Sommige ondernemingen vermelden alleen de in 2004 betaalde pensioenpremies; anderen geven
juist een uitgebreide toelichting op de inhoud van de pensioenregeling, de mutaties in de
opgebouwde pensioenaanspraken over 2004 en de pensioenlasten die aan de raad van bestuur
kunnen worden toegerekend. De wet- en regelgeving is ingewikkeld, ontoegankelijk en
veelal onduidelijk. De best practice bepaling uit de code-Tabaksblat is te vaag.

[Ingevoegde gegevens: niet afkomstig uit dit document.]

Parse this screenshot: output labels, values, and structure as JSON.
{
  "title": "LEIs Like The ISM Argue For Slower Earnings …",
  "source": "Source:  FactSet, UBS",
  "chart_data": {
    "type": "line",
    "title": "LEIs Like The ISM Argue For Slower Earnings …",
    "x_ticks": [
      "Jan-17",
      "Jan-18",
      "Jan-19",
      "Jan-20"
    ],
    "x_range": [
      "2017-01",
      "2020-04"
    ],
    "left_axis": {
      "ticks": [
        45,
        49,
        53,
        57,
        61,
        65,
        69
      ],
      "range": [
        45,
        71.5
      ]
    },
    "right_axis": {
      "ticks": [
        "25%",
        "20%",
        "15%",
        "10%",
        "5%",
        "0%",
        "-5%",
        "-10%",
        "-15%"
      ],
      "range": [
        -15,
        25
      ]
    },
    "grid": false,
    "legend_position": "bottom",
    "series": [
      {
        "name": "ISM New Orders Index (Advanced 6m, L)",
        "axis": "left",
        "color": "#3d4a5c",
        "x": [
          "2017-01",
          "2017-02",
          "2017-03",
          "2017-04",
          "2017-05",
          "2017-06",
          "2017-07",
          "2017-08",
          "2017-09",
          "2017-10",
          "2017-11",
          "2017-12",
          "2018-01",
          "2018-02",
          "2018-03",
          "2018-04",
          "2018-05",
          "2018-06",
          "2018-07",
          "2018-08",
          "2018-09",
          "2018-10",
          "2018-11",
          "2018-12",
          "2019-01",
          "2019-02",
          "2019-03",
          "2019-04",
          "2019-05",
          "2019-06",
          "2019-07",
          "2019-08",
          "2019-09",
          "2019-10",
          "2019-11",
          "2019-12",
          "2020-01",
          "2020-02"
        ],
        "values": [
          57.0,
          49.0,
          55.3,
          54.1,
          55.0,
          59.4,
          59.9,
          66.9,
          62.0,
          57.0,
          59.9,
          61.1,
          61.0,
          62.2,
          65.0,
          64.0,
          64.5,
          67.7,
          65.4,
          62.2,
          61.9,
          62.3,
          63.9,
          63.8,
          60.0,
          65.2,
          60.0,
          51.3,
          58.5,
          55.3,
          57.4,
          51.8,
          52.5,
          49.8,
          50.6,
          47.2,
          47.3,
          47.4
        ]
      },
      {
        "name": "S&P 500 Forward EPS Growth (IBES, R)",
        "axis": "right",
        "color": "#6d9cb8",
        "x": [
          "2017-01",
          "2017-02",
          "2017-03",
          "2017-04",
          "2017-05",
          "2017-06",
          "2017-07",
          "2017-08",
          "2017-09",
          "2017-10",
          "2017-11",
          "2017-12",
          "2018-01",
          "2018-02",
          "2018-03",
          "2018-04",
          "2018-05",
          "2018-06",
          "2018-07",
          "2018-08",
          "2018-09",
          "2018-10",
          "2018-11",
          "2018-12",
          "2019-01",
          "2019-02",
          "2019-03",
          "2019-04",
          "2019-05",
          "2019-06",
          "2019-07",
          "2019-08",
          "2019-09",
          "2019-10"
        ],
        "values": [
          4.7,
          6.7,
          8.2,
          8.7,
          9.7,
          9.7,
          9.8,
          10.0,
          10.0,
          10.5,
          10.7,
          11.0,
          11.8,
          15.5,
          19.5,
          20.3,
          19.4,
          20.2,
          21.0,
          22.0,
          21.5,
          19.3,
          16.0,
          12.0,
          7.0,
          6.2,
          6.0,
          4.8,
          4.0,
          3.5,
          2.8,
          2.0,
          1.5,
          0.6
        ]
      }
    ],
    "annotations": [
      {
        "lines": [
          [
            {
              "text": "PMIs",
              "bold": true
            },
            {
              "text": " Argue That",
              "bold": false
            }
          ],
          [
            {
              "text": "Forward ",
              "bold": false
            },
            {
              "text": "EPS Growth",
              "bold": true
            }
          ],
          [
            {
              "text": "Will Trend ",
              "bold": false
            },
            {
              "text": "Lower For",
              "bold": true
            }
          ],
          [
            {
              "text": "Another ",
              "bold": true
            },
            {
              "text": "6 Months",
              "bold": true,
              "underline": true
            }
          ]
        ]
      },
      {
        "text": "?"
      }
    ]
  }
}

Onderlinge vergelijking van pensioenrechten op raad van bestuur niveau is vrijwel
onmogelijk. De openheid over bestuurderspensioenen blijft duidelijk achter bij die van de
andere beloningscomponenten.
- Buitenlandse bestuurders: De internationalisering van de board room schrijdt voort. Dit
blijkt uit het feit dat 53 van de 117 bestuurders van de AEX-fondsen aan het einde van
2004 een andere dan de Nederlandse nationaliteit hadden (54%). Er zijn geen significante
verschillen gebleken tussen de hoogte en samenstelling van de beloning van
niet-Nederlandse bestuurders en die van Nederlandse bestuurders. Wel genieten
buitenlandse bestuurders extra vergoedingen waar Nederlandse bestuurders geen aanspraak
op maken; deze zijn gekoppeld aan de feitelijke omstandigheden (expatriate status).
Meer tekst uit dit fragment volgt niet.